REPUBLIKA.CO.ID, WASHINGTON -- Amerika Serikat (AS) dan China menandatangani kesepakatan fase pertama untuk mengakhiri perang dagang pada Rabu (15/1). Perjanjian ini merupakan langkah awal untuk memulihkan hubungan ekonomi kedua negara, yang telah mengguncang pasar ekonomi global.
"Hari ini, kami mengambil langkah penting menuju masa depan perdagangan yang adil dan timbal balik. Bersama-sama kita memperbaiki kesalahan masa lalu. Ini adalah kesepakatan terbesar," ujar Presiden AS Donald Trump dilansir The Guardian, Kamis (16/1).
Trump dan Wakil Perdana Menteri China, Liu He menandatangani kesepakatan itu di East Room, Gedung Putih. Penandatanganan dihadiri oleh para kabinet Trump, anggota parlemen, serta sejumlah pemimpin media dan bisnis.
Fase pertama dari kesepakatan itu, China telah berkomitmen untuk meningkatkan impor dari AS senilai 200 miliar dolar AS termasuk meningkatkan pembelian di sektor pertanian sebesar 32 miliar dolar AS, manufaktur 78 miliar dolar AS, energi 52 miliar dolar AS, dan jasa 38 miliar dolar AS. China juga sepakat untuk mengambil tindakan terhadap pemalsuan dan melakukan tindakan hukum atas pencurian hak kekayaan intelektual.
Sementara itu, AS akan mempertahankan tarif hingga 25 persen untuk barang-barang impor dari China yang diperkirakan bernilai 360 miliar dolar AS. Di sisi lain, China juga diperkirakan akan mempertahankan sebagian besar tarif baru atas produk-produk AS senilai 100 miliar dolar AS.
AS dan China telah terlibat dalam perang dagang sejak 2018, yang menyebabkan dikenakanya pajak impor tambahan atas barang-barang yang diperdagangkan senilai lebih dari 450 miliar dolar AS. Perselisihan dua kekuatan ekonomi dunia itu telah menganggu mata rantai perdagangan global dan mengkhawatirkan investor. Bursa saham AS mencapai rekor tertinggi setelah penandatanganan perjanjian.
Liu mengatakan, perjanjian itu dibuat atas dasar kesetaraan dan saling menghormati. Menurutnya, China telah mengembangkan sistem politik dan model pembangunan ekonomi yang sesuai dengan realitas nasional.
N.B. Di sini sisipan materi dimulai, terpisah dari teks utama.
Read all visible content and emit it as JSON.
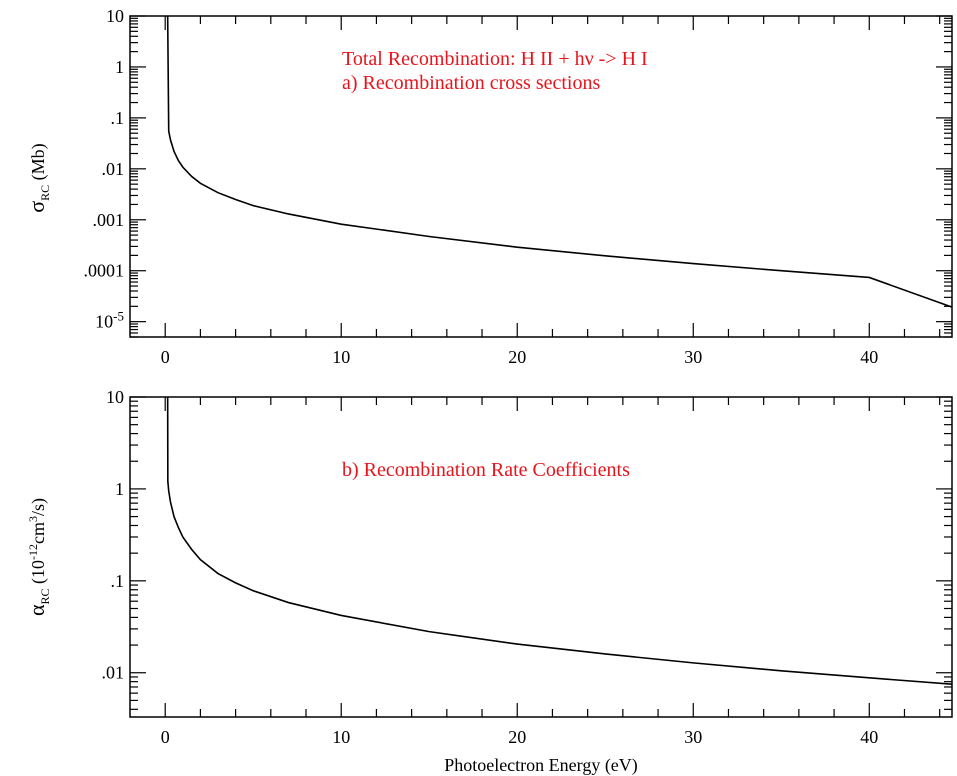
{
  "colors": {
    "annotation": "#e8141c",
    "curve": "#000000",
    "axes": "#000000",
    "background": "#ffffff"
  },
  "figure": {
    "xlabel": "Photoelectron Energy (eV)"
  },
  "chart_data": [
    {
      "type": "line",
      "panel": "a",
      "annotation_lines": [
        "Total Recombination: H II + hν -> H I",
        "a) Recombination cross sections"
      ],
      "ylabel": {
        "symbol": "σ",
        "subscript": "RC",
        "rest": " (Mb)"
      },
      "yscale": "log",
      "xlim": [
        -2,
        44.7
      ],
      "ylim": [
        5e-06,
        10
      ],
      "x_ticks": [
        0,
        10,
        20,
        30,
        40
      ],
      "x_tick_labels": [
        "0",
        "10",
        "20",
        "30",
        "40"
      ],
      "y_ticks": [
        10,
        1,
        0.1,
        0.01,
        0.001,
        0.0001
      ],
      "y_tick_labels": [
        "10",
        "1",
        ".1",
        ".01",
        ".001",
        ".0001"
      ],
      "y_tick_extra": {
        "value": 1e-05,
        "base": "10",
        "exponent": "-5"
      },
      "grid": false,
      "legend": "none",
      "series": [
        {
          "x": [
            0.14,
            0.2,
            0.3,
            0.5,
            0.75,
            1,
            1.5,
            2,
            3,
            4,
            5,
            7,
            10,
            15,
            20,
            25,
            30,
            35,
            40,
            44.7
          ],
          "y": [
            10,
            0.055,
            0.037,
            0.022,
            0.0145,
            0.0108,
            0.0071,
            0.0052,
            0.0034,
            0.0025,
            0.0019,
            0.0013,
            0.00082,
            0.00047,
            0.00029,
            0.000196,
            0.000138,
            0.0001,
            7.37e-05,
            1.93e-05
          ]
        }
      ]
    },
    {
      "type": "line",
      "panel": "b",
      "annotation_lines": [
        "b) Recombination Rate Coefficients"
      ],
      "ylabel": {
        "symbol": "α",
        "subscript": "RC",
        "rest_pre": " (10",
        "rest_sup1": "-12",
        "rest_mid": "cm",
        "rest_sup2": "3",
        "rest_post": "/s)"
      },
      "yscale": "log",
      "xlim": [
        -2,
        44.7
      ],
      "ylim": [
        0.0033,
        10
      ],
      "x_ticks": [
        0,
        10,
        20,
        30,
        40
      ],
      "x_tick_labels": [
        "0",
        "10",
        "20",
        "30",
        "40"
      ],
      "y_ticks": [
        10,
        1,
        0.1,
        0.01
      ],
      "y_tick_labels": [
        "10",
        "1",
        ".1",
        ".01"
      ],
      "grid": false,
      "legend": "none",
      "series": [
        {
          "x": [
            0.14,
            0.15,
            0.2,
            0.3,
            0.5,
            0.75,
            1,
            1.5,
            2,
            3,
            4,
            5,
            7,
            10,
            15,
            20,
            25,
            30,
            35,
            40,
            44.7
          ],
          "y": [
            10,
            1.2,
            0.95,
            0.72,
            0.5,
            0.38,
            0.3,
            0.22,
            0.17,
            0.12,
            0.095,
            0.078,
            0.058,
            0.042,
            0.028,
            0.0205,
            0.016,
            0.0128,
            0.0105,
            0.0088,
            0.0075
          ]
        }
      ]
    }
  ]
}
"Ini tidak berarti bahwa China dan AS tidak dapat bekerja sama. Sebaliknya, kedua negara kami memiliki kepentingan komersial yang sangat besar. Kami berharap kedua belah pihak akan mematuhi dan menjaga perjanjian dengan sungguh-sungguh," ujar Liu, dilansir BBC.
Menteri Keuangan AS, Steven Mnuchin menyebut kesepakatan fase satu sebagai perjanjian yang signifikan. Dia mengatakan, pemerintahan Trump dapat memberikan tarif tambahan jika China tidak mematuhi perjanjian pada tahap satu. Pemerintah AS menyatakan, tarif akan tetap berlaku hingga kesepakatan fase dua ditandatangani.
"Ini memberi China insentif besar untuk kembali ke meja perundingan dan menyetujui masalah tambahan yang masih belum terselesaikan," kata Mnuchin kepada CNBC.
Kepala Perwakilan Perdagangan AS Robert Lighthizer mengatakan, pemerintah fokus pada implementasi perjanjian fase satu untuk jangka pendek. Menurutnya, implementasi pada tahap satu ini dapat berlangsung hinga musim semi.
Sejumlah pebisnis menyambut baik kesepakatan fase satu tersebut. Namun, menurut mereka kesepakatan tersebut arahnya masih belum jelas. Kamar Dagang dan Industri AS mengatakan, sangat penting bagi kedua pihak untuk segera memulai negosiasi pada tahap dua.
"Pekerjaan belum selesai. Perjanjian fase satu harus segera diikuti dengan negosiasi fase dua untuk membahas masalah-masalah yang tersisa," ujar Kepala Dewan Bisnis AS-China, Craig Allen, dilansir Bloomberg.
Media pemerintah China menyambut kesepakatan perdagangan fase satu dengan optimisme, namun tetap berhati-hati dalam implementasinya. Tajuk rencana Global Times yang berbahasa Inggris menuliskan, perjanjian tersebut adalah paradoks yang membuat banyak orang khawatir.